Mulheres à beira do kitsch

Sobre PERSONAL SHOPPER e SOUVENIR

Kristen Stewart, a atriz americana do momento, tem vocação para papéis de assistente de celebridades (“Acima das Nuvens”, “Café Society”) e mocinhas envolvidas com o sobrenatural (“A Saga Crepúsculo”). Em PERSONAL SHOPPER ela junta as duas vocações como uma americana em Paris que vive entre fantasmas. Ela tem poderes mediúnicos e tenta fazer contato com o irmão recém-falecido. A mulher famosa para quem ela trabalha comprando roupas e joias também é uma espécie de fantasma que quase nunca lhe aparece. E ainda tem um misterioso (mas nem tanto) interlocutor que manipula seus desejos e medos através de mensagens no celular. Kristen se move nesse terreno pantanoso da forma como sempre atua: fala titubeante, expressão neutra, passando uma impressão de fragilidade e coragem ao mesmo tempo. A mim enjoa mais do que encanta.

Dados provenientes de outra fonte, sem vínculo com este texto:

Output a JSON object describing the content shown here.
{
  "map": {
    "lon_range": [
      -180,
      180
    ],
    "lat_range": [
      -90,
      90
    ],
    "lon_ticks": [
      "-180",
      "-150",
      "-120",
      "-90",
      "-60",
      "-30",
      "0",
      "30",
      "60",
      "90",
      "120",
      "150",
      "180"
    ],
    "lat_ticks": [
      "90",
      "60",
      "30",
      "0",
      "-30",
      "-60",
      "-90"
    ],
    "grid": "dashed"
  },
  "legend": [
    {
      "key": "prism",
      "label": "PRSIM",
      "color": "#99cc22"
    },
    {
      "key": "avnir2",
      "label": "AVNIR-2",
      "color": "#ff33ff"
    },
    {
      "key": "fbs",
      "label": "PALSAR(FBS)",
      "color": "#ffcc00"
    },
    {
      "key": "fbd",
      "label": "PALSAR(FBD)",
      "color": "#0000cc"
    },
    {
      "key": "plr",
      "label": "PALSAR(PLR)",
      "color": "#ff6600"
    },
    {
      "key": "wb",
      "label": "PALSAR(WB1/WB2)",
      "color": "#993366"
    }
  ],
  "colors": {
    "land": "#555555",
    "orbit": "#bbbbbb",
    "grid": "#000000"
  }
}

Olivier Assayas, crítico e cineasta em geral superestimado, agencia referências eruditas para envernizar a cara de pau do filme: a pintora sueca Hilma af Klint, precursora do abstracionismo, e o escritor Victor Hugo também foram espíritas. Ok, anotado. Maureen, a protagonista, embarca numa experiência em que o ocultismo, o fetiche psicológico e as ameaças físicas se misturam a ponto de não se discernir mais entre uma coisa e outra. Ela é uma mulher à procura de sair de si mesma. A inveja corporal que sente em relação à patroa rima com sua atração pelo limiar do mundo dos mortos.

Em alguns momentos o filme impõe um suspense gótico eficaz. Em outros, apela para recursos surpreendentemente banais, como um poltergeist vomitando ectoplasma e presenças invisíveis que sustentam copos no ar ou precisam que portas automáticas se abram para passar. Assayas ganhou o prêmio de direção em Cannes, mas o roteiro de PERSONAL SHOPPER, além de bastante kitsch, é mais intrigante nas intenções do que no resultado.



SOUVENIR é um filme que luta o tempo todo contra a intromissão do ridículo – e acaba perdendo. Isabelle Huppert dessa vez empresta sua têmpera imperturbável a uma personagem ingrata. Ela é uma antiga cantora de pouco sucesso – lembrada principalmente por uma derrota num concurso de música europeu – que hoje trabalha como operária numa fábrica de conservas. A chegada de um jovem novato (Kévin Azaïs) vai propiciar a revelação de seu passado e uma tentativa de retorno ao romance e à ribalta.

O fato de ser inconvincente não prejudicaria o filme se o código de fantasia romântica fosse plenamente assumido. Mas o diretor belga Bavo Defurne tenta imprimir tom realista a uma história que vai ficando cada vez mais patética até cair num melodrama burlesco. Cruze Douglas Sirk com um dramalhão mexicano e uma chanchada da Atlântida e chegará bem perto.

Na primeira parte do filme, enquanto Liliane se recusa a ser “Laura” de novo, a tarimba de Isabelle domina e sustenta a proposta. O misto de paixão e condescendência de Liliane para com o projeto do namoradinho pode ser compreendido razoavelmente como fruto de uma carência recalcada. Mas a atriz não tem como salvar os disparates reservados para o desenrolar da história. Ela nada pode contra um roteiro cheio de furos, como um ex-marido participando do júri do concurso ou a persistência de uma mulher tão experiente diante de episódios os mais constrangedores. SOUVENIR tentou emular o cinema antigo e escapista, mas ficou apenas antiquado e, no final, descabelado.